Bouachrine comparaîtra le 8 mars prochain devant la Chambre criminelle de la Cour d'appel de Casablanca. Ainsi en a décidé le procureur général près cette cour, ce lundi 26 février.

Taoufik Bouachrine déféré devant la chambre criminelle de la Cour d’appel

Le 26 février 2018 à 16h53

Modifié 11 avril 2021 à 1h28

Bouachrine comparaîtra le 8 mars prochain devant la Chambre criminelle de la Cour d'appel de Casablanca. Ainsi en a décidé le procureur général près cette cour, ce lundi 26 février.

Le prévenu avait été présenté ce lundi au parquet, à l'issue de près de 72 heures de garde à vue (dont prolongation de 24 heures). Après l'avoir interrogé, le procureur général a décidé de le poursuivre en état d'arrestation et de le déférer devant la chambre criminelle.

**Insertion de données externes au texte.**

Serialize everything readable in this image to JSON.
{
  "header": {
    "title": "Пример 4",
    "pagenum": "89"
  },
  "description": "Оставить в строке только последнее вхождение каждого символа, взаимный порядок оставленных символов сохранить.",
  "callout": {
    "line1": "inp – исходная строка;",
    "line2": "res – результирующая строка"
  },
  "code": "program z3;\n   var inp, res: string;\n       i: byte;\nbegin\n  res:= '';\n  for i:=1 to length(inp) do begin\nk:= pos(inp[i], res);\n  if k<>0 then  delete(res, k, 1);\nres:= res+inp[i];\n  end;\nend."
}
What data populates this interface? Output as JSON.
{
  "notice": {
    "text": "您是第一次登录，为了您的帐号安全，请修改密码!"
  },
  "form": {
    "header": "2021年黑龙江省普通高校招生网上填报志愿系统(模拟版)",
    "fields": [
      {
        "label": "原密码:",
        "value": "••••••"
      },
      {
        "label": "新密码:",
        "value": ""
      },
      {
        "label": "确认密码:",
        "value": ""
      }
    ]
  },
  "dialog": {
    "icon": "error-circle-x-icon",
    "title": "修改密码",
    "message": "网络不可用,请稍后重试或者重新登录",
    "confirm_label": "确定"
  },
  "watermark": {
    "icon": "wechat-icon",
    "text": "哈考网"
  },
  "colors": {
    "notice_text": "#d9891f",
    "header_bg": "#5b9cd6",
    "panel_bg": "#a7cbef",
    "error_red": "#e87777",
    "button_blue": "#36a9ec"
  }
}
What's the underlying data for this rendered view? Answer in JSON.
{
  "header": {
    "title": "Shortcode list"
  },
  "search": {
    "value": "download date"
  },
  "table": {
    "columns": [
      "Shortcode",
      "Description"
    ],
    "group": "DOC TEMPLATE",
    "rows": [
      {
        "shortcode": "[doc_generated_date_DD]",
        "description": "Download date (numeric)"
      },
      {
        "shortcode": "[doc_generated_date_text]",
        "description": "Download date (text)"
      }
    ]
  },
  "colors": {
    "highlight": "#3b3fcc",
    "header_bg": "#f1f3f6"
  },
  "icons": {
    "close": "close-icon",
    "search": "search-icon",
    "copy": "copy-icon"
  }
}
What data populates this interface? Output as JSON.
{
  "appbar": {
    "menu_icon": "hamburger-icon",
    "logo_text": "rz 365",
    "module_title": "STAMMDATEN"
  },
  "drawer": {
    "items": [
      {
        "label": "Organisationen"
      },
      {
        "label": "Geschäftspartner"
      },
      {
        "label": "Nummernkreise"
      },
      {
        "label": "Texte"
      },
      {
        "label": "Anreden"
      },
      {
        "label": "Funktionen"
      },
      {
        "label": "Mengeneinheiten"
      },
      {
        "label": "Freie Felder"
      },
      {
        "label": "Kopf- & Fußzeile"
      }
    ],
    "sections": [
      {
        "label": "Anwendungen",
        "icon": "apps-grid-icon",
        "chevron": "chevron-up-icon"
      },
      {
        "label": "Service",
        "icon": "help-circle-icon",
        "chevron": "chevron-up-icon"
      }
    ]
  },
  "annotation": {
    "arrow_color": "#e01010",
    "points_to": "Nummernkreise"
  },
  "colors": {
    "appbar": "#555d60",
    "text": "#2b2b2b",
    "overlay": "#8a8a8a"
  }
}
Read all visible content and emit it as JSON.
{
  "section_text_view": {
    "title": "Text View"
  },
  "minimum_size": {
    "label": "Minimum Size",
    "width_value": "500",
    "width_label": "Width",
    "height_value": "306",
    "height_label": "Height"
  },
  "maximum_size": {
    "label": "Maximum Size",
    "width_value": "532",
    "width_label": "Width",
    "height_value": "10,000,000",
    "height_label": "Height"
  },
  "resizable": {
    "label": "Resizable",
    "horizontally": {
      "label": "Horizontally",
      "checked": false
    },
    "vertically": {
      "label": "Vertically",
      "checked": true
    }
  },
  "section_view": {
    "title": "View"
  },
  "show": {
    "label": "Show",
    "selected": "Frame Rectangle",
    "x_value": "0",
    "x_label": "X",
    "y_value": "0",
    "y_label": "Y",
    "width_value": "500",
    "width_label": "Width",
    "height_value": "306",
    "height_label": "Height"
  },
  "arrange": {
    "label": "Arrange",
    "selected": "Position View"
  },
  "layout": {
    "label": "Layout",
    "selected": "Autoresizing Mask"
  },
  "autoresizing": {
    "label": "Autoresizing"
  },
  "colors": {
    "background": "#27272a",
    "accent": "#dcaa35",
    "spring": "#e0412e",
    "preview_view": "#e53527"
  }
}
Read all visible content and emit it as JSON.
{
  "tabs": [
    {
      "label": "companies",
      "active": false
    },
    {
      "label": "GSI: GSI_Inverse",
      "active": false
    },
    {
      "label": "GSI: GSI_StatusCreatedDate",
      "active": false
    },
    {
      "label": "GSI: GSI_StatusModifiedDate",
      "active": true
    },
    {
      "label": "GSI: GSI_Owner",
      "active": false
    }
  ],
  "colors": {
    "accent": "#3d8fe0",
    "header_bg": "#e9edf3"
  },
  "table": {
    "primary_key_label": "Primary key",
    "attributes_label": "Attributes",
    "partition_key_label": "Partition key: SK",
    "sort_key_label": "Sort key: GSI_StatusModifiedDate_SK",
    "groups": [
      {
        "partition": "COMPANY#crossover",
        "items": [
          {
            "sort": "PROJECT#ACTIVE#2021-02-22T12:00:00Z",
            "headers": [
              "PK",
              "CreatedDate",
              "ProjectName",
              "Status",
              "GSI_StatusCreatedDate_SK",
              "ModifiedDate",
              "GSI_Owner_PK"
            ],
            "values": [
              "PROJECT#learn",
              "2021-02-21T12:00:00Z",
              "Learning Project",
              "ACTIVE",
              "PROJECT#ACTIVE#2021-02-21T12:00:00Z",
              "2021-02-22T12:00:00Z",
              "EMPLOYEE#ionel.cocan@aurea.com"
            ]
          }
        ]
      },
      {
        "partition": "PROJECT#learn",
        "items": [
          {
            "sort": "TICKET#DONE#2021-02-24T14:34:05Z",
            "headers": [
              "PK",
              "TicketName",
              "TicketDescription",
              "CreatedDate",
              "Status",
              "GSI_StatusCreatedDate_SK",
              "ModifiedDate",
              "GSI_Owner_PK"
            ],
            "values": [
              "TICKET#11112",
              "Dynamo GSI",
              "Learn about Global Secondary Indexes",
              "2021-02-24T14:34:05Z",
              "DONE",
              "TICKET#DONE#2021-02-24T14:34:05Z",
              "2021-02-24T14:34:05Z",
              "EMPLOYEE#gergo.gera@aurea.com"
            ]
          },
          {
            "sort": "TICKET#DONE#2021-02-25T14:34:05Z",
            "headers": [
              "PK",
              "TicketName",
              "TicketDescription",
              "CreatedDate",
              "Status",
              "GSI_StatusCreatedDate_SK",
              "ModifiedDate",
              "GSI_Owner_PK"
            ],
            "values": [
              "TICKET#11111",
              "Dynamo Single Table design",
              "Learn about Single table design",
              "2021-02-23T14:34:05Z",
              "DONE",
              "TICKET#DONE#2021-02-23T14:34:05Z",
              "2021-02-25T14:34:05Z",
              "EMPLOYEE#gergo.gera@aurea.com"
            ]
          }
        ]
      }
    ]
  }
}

Les accusations retenues contre lui sont très graves, dont les violences sexuelles présumées, la traite d'êtres humains, le chantage, l'exploitation de la faiblesse et de la précarité de femmes dont une était enceinte, l'abus de pouvoir et d'autorité en vue d'obtenir des faveurs sexuelles, attentat à la pudeur en usant de violence, le viol et la tentative de viol, harcèlement sexuel, tournage de 50 vidéos compromettantes… Rendez-vous le 8 mars (!) prochain pour la première comparution.

Le fait que Bouachrine ait été déféré directement au juge de fond signifie que le procureur général a estimé disposer de preuves suffisamment solides pour ne pas passer par l'étape de l'instruction.

Voici le fac-similé du communiqué du procureur général:

Littéralement, le communiqué du procureur général annonce que "le prévenu a été interrogé en présence de sa défense et qu’à l’issue de cet interrogatoire détaillé, il a décidé de le déférer devant la chambre criminelle en état d’arrestation pour être poursuivi pour présomption des crimes suivants:

"-Traite d’êtres humains par l’exploitation d’une situation de vulnérabilité, de besoin ou de précarité par menace d’abus d’autorité, de fonction ou de pouvoir aux fins d’exploitation sexuelle et en usant d'ordres et de menaces de diffamation. 

"-d’attentats à la pudeur avec violence, viol et tentative de viol.

Faits énoncés et sanctionnés par les articles 448.1, 448.2, 448.3, 485, 486, 114 du code pénal.

"Ainsi que pour les délits suivants:

"-harcèlement sexuel.

"-avoir racolé et entraîné des personnes en vue de la prostitution dont une femme enceinte

"-usages de moyens qui permettent de photographier, de filmer ou d'enregistrer

Faits stipulés et sanctionnés par les articles 498, 499, 503.1 du code pénal.

"Selon ces présomptions, 8 personnes ont été victimes de ces agissements et ont été filmées dans une cinquantaine de vidéos enregistrées dans un disque dur ainsi que sous forme de fichier numérique".

Ces différentes articles prévoient, pour les délits et crimes cités, des peines variant entre une année et 20 ans de réclusion, ainsi qu'une amende de 5.000 à 2 MDH selons les cas.